The final_proc_time_ms
and total_proc_time_ms
fields determine the duration of processed
audio in milliseconds, resulting in final and all words respectively. In a Transcribe
request, both values are equal. In a TranscribeStream
request, these behave as described in Final vs Non-Final Words section.
For the speakers
field see the ResultSpeaker section below.
When separate recognition per channel is used, the channel
field indicates the audio channel that the result is associated with (starting at 0).
Word
message Word {
string text = 1;
int32 start_ms = 2;
int32 duration_ms = 3;
bool is_final = 4;
int32 speaker = 5;
string orig_text = 8;
double confidence = 9;
}
The Word
message represents an individual recognized word, which is given in the
text
field.
The start_ms
and duration_ms
fields represent the time interval of the word in the audio.
Understood as half-open interval [start_ms
, start_ms
+ duration_ms
), it is guaranteed
that there is no overlap between transcribed words from the start.
The is_final
field specifies if the word is final.
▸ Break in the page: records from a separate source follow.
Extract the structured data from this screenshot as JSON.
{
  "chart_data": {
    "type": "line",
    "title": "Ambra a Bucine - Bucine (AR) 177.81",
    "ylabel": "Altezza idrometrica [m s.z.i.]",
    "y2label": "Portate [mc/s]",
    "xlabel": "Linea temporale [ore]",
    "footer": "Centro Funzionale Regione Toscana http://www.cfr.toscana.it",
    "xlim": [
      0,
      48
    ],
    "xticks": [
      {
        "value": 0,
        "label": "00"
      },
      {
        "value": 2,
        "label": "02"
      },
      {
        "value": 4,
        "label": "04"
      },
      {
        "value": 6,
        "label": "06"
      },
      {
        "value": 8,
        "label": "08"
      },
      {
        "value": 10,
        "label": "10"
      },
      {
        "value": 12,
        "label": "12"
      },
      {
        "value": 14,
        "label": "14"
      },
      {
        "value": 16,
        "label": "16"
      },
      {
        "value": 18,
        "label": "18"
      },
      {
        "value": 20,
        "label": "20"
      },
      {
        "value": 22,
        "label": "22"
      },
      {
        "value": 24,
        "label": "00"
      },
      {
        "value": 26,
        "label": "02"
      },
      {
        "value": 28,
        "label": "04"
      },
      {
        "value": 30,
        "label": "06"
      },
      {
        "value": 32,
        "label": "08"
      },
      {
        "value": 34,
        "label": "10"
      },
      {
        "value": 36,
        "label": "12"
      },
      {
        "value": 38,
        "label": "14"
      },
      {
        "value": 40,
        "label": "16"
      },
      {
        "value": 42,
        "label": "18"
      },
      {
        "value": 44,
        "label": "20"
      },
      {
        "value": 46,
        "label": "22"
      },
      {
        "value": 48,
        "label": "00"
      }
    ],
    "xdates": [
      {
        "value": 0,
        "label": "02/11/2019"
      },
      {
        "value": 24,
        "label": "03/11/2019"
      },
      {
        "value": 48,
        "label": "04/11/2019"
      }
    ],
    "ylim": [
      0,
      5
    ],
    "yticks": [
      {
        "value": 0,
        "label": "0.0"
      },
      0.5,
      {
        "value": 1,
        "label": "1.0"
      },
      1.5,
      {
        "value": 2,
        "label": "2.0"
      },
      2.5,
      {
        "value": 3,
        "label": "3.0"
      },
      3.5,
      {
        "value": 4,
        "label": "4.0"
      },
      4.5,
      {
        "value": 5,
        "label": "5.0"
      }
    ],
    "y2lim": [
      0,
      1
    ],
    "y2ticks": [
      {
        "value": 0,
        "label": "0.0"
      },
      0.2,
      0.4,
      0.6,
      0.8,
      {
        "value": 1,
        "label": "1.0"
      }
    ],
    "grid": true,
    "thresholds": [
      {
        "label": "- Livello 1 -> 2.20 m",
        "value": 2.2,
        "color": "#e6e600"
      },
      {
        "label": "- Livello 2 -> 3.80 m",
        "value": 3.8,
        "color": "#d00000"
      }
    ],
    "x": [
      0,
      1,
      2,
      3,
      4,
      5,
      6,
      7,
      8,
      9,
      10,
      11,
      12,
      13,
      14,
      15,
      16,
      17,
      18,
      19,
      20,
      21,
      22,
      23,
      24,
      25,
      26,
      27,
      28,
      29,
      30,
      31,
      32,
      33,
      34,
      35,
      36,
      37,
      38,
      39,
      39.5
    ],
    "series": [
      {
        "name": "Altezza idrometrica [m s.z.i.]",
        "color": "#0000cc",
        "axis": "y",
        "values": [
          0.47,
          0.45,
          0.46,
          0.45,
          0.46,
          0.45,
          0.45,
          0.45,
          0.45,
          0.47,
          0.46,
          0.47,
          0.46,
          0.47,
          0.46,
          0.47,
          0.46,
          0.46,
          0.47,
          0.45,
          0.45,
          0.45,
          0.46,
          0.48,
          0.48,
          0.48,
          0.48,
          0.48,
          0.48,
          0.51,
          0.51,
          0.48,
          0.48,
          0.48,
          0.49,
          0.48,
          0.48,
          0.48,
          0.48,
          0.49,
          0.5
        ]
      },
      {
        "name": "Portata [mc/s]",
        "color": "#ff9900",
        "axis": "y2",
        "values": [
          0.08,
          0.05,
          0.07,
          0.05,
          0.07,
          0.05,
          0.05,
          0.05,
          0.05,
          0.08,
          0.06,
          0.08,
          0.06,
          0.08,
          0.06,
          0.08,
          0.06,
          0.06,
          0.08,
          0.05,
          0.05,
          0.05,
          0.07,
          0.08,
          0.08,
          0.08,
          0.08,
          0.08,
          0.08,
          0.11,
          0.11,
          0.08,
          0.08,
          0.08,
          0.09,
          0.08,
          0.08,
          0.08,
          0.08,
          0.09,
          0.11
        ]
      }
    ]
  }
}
This distinction is relevant only when using
TranscribeStream
with include_nonfinal
=true; in other cases is_final
is always true,
Refer to Final vs Non-Final Words.
The speaker
field indicates the speaker number. Valid speaker numbers are greater than 0.
Only available when using Speaker Diarization.
The orig_text
field indicates the original word when the word in text
was masked by
the profanity filter, otherwise it is empty. Refer to Profanity Filter.
The confidence
field has the value between 0 and 1 indicating the system's confidence level of
the word being correctly recognized.
ResultSpeaker
message ResultSpeaker {
int32 speaker = 1;
string name = 2;
}
If using Speaker Identification, the Result.speakers
field
contains associations between speaker numbers and the specified candidate speaker names.
These associations (speaker-number -> speaker-name) give you complete information to
assign the specified registered speakers to the recognized words.
The Result.speakers
field contains the latest or best associations so far.
These associations hold for all words from the start of the audio, not just for words in the latest result.